Por Samuel da Costa (Itajaí, SC)
Cassilda
minha querida irmã, espero do fundo do meu coração, que estejas bem. Eu não
poderia começar esta carta não sendo irônica, mas realista, pois a realidade
sempre se impõe. Pois a realidade é o pior de todos os pesadelos noturnos, pois
de um pesadelo noturno a gente acorda com raiar da luz do dia.
Estou
sendo irônica, por te mandar uma carta, neste tempo de avalanche tecnológica,
de comunicação instantânea digital em que vivemos. Agora uso a velha
tecnologia, papel e caneta, te envio uma simples carta selada.
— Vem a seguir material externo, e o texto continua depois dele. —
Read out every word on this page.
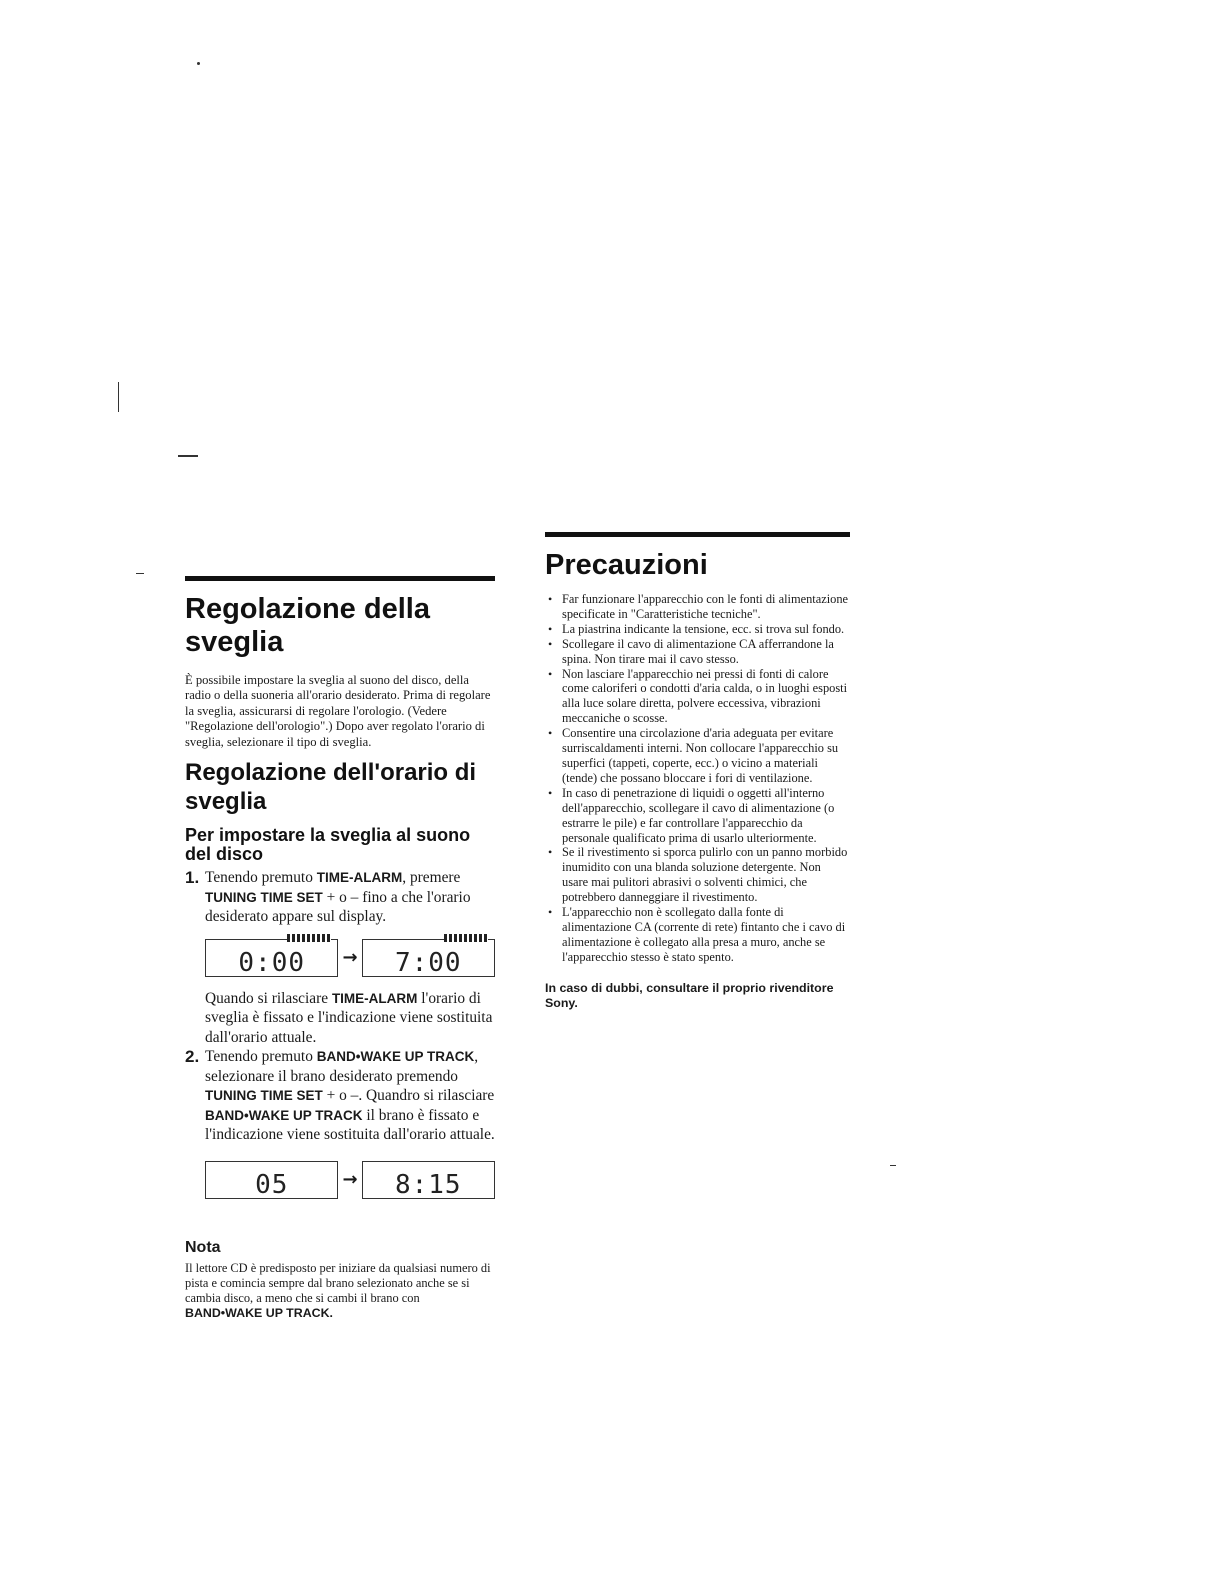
Regolazione della sveglia

È possibile impostare la sveglia al suono del disco, della radio o della suoneria all'orario desiderato. Prima di regolare la sveglia, assicurarsi di regolare l'orologio. (Vedere "Regolazione dell'orologio".) Dopo aver regolato l'orario di sveglia, selezionare il tipo di sveglia.

Regolazione dell'orario di sveglia
Per impostare la sveglia al suono del disco
1. Tenendo premuto TIME-ALARM, premere TUNING TIME SET + o – fino a che l'orario desiderato appare sul display.

0:00 → 7:00

Quando si rilasciare TIME-ALARM l'orario di sveglia è fissato e l'indicazione viene sostituita dall'orario attuale.

2. Tenendo premuto BAND•WAKE UP TRACK, selezionare il brano desiderato premendo TUNING TIME SET + o –. Quandro si rilasciare BAND•WAKE UP TRACK il brano è fissato e l'indicazione viene sostituita dall'orario attuale.

05	→ 8:15
Nota

Il lettore CD è predisposto per iniziare da qualsiasi numero di pista e comincia sempre dal brano selezionato anche se si cambia disco, a meno che si cambi il brano con BAND•WAKE UP TRACK.

Precauzioni
• Far funzionare l'apparecchio con le fonti di alimentazione specificate in "Caratteristiche tecniche".
• La piastrina indicante la tensione, ecc. si trova sul fondo.
• Scollegare il cavo di alimentazione CA afferrandone la spina. Non tirare mai il cavo stesso.
• Non lasciare l'apparecchio nei pressi di fonti di calore come caloriferi o condotti d'aria calda, o in luoghi esposti alla luce solare diretta, polvere eccessiva, vibrazioni meccaniche o scosse.
• Consentire una circolazione d'aria adeguata per evitare surriscaldamenti interni. Non collocare l'apparecchio su superfici (tappeti, coperte, ecc.) o vicino a materiali (tende) che possano bloccare i fori di ventilazione.
• In caso di penetrazione di liquidi o oggetti all'interno dell'apparecchio, scollegare il cavo di alimentazione (o estrarre le pile) e far controllare l'apparecchio da personale qualificato prima di usarlo ulteriormente.
• Se il rivestimento si sporca pulirlo con un panno morbido inumidito con una blanda soluzione detergente. Non usare mai pulitori abrasivi o solventi chimici, che potrebbero danneggiare il rivestimento.
• L'apparecchio non è scollegato dalla fonte di alimentazione CA (corrente di rete) fintanto che i cavo di alimentazione è collegato alla presa a muro, anche se l'apparecchio stesso è stato spento.

In caso di dubbi, consultare il proprio rivenditore Sony.
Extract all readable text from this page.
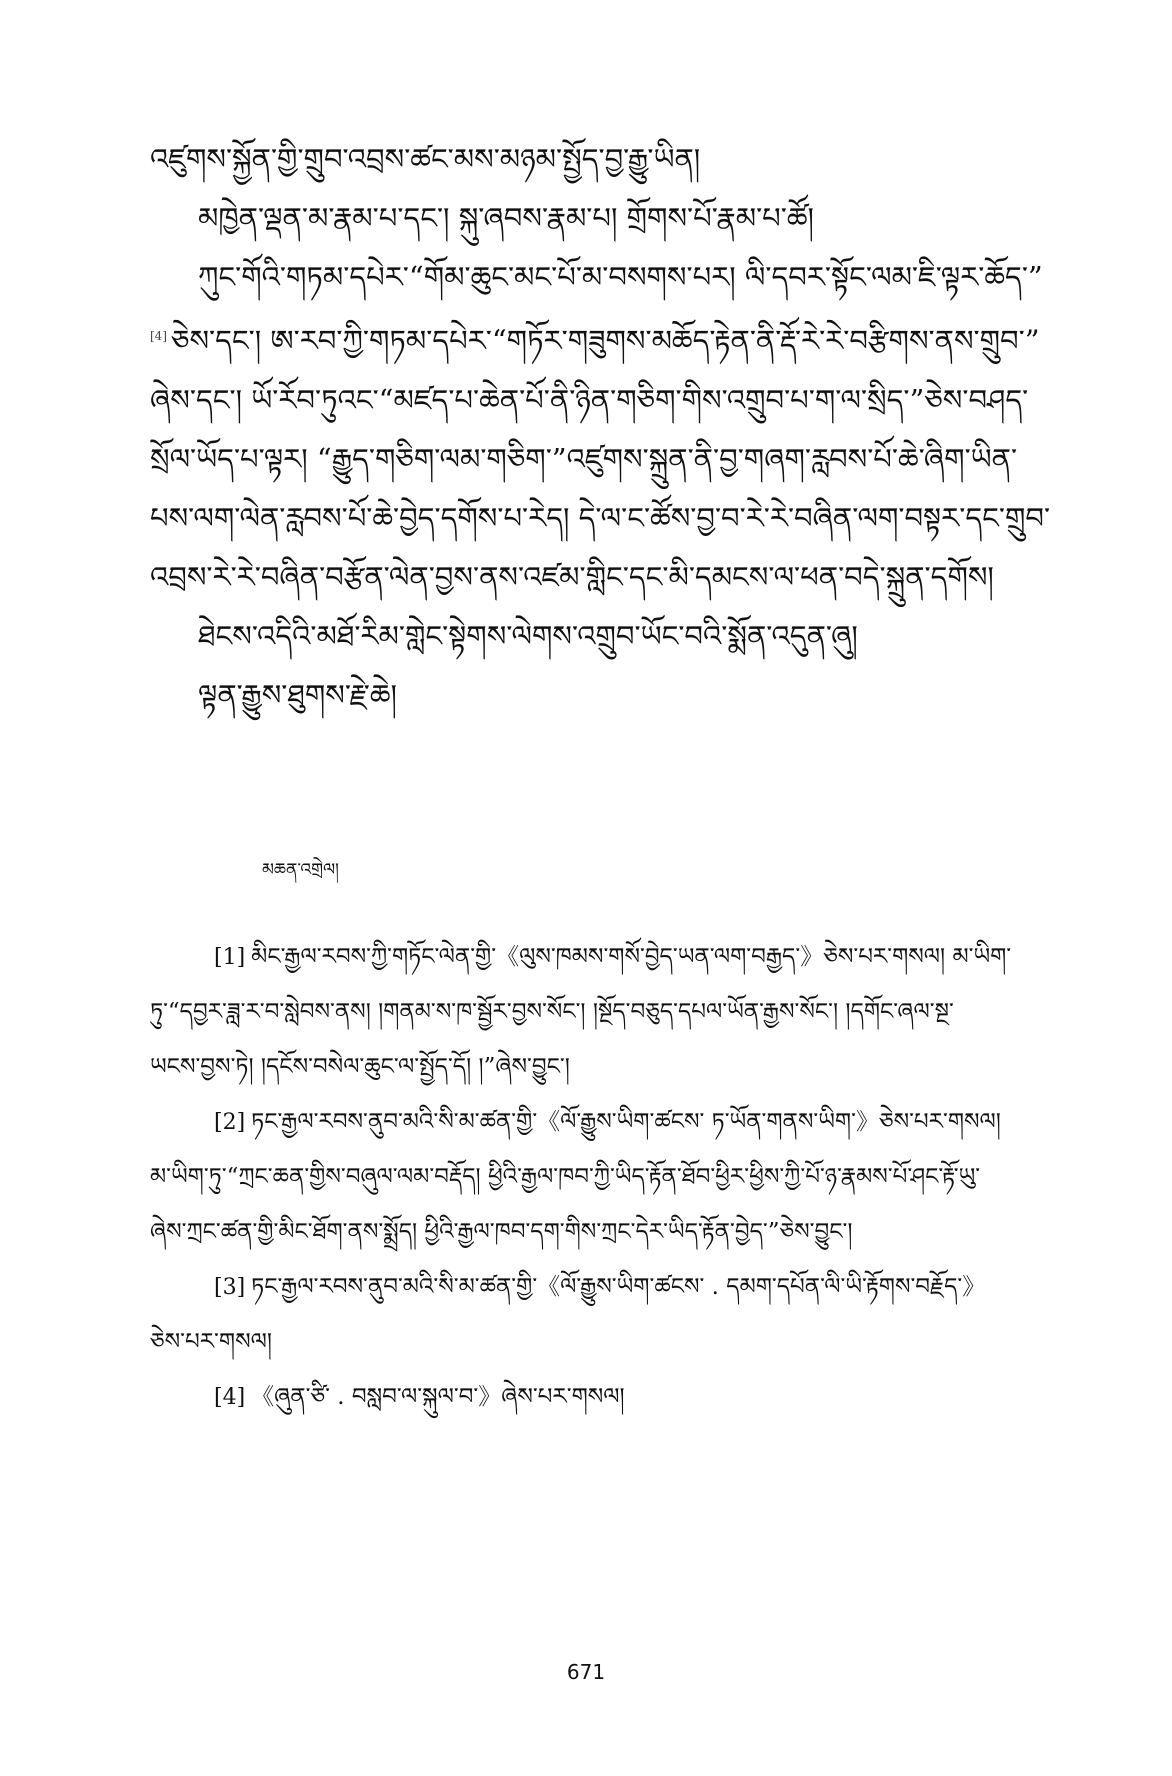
འཛུགས་སྐྱོན་གྱི་གྲུབ་འབྲས་ཚང་མས་མཉམ་སྤྱོད་བྱ་རྒྱུ་ཡིན།
མཁྱེན་ལྡན་མ་རྣམ་པ་དང་། སྐུ་ཞབས་རྣམ་པ། གྲོགས་པོ་རྣམ་པ་ཚོ།
ཀུང་གོའི་གཏམ་དཔེར་“གོམ་ཆུང་མང་པོ་མ་བསགས་པར། ལི་དབར་སྟོང་ལམ་ཇི་ལྟར་ཆོད་”
[4] ཅེས་དང་། ཨ་རབ་ཀྱི་གཏམ་དཔེར་“གཏོར་གཟུགས་མཆོད་རྟེན་ནི་རྡོ་རེ་རེ་བརྩིགས་ནས་གྲུབ་”
ཞེས་དང་། ཡོ་རོབ་ཏུའང་“མཛད་པ་ཆེན་པོ་ནི་ཉིན་གཅིག་གིས་འགྲུབ་པ་ག་ལ་སྲིད་”ཅེས་བཤད་
སྲོལ་ཡོད་པ་ལྟར། “རྒྱུད་གཅིག་ལམ་གཅིག་”འཛུགས་སྐྲུན་ནི་བྱ་གཞག་རླབས་པོ་ཆེ་ཞིག་ཡིན་
པས་ལག་ལེན་རླབས་པོ་ཆེ་བྱེད་དགོས་པ་རེད། དེ་ལ་ང་ཚོས་བྱ་བ་རེ་རེ་བཞིན་ལག་བསྟར་དང་གྲུབ་
འབྲས་རེ་རེ་བཞིན་བརྩོན་ལེན་བྱས་ནས་འཛམ་གླིང་དང་མི་དམངས་ལ་ཕན་བདེ་སྐྲུན་དགོས།
ཐེངས་འདིའི་མཐོ་རིམ་གླེང་སྟེགས་ལེགས་འགྲུབ་ཡོང་བའི་སྨོན་འདུན་ཞུ།
ལྟན་རྒྱུས་ཐུགས་རྗེ་ཆེ།
མཆན་འགྲེལ།
[1] མིང་རྒྱལ་རབས་ཀྱི་གཏོང་ལེན་གྱི་《ལུས་ཁམས་གསོ་བྱེད་ཡན་ལག་བརྒྱད་》ཅེས་པར་གསལ། མ་ཡིག་
ཏུ་“དབྱར་ཟླ་ར་བ་སླེབས་ནས། །གནམ་ས་ཁ་སྦྱོར་བྱས་སོང་། །སྔོད་བཅུད་དཔལ་ཡོན་རྒྱས་སོང་། །དགོང་ཞལ་སྔ་
ཡངས་བྱས་ཏེ། །དངོས་བསེལ་ཆུང་ལ་སྤྱོད་དོ། །”ཞེས་བྱུང་།
[2] ཏང་རྒྱལ་རབས་ནུབ་མའི་སི་མ་ཚན་གྱི་《ལོ་རྒྱུས་ཡིག་ཚངས་ ཏ་ཡོན་གནས་ཡིག་》ཅེས་པར་གསལ།
མ་ཡིག་ཏུ་“ཀྲང་ཆན་གྱིས་བཞུལ་ལམ་བརྡོད། ཕྱིའི་རྒྱལ་ཁབ་ཀྱི་ཡིད་རྟོན་ཐོབ་ཕྱིར་ཕྱིས་ཀྱི་པོ་ཉ་རྣམས་པོ་ཤང་རྟོ་ཡུ་
ཞེས་ཀྲང་ཚན་གྱི་མིང་ཐོག་ནས་སྨྲོད། ཕྱིའི་རྒྱལ་ཁབ་དག་གིས་ཀྲང་དེར་ཡིད་རྟོན་བྱེད་”ཅེས་བྱུང་།
[3] ཏང་རྒྱལ་རབས་ནུབ་མའི་སི་མ་ཚན་གྱི་《ལོ་རྒྱུས་ཡིག་ཚངས་ . དམག་དཔོན་ལི་ཡི་རྟོགས་བརྗོད་》
ཅེས་པར་གསལ།
[4] 《ཞུན་ཙི་ . བསླབ་ལ་སྐུལ་བ་》ཞེས་པར་གསལ།
671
Para nós que
chegamos nos grandes centros urbanos. E que nos embriagamos pelas ofuscantes
luzes da cidade, os arranha céu, com os seus vai e vem de veículos motorizados,
gentes andando por todos os lados.
Sim Cassilda, eu não confio nas novas
tecnologias digitais, não por hora, mas não amaldiçoo estas novas ferramentas.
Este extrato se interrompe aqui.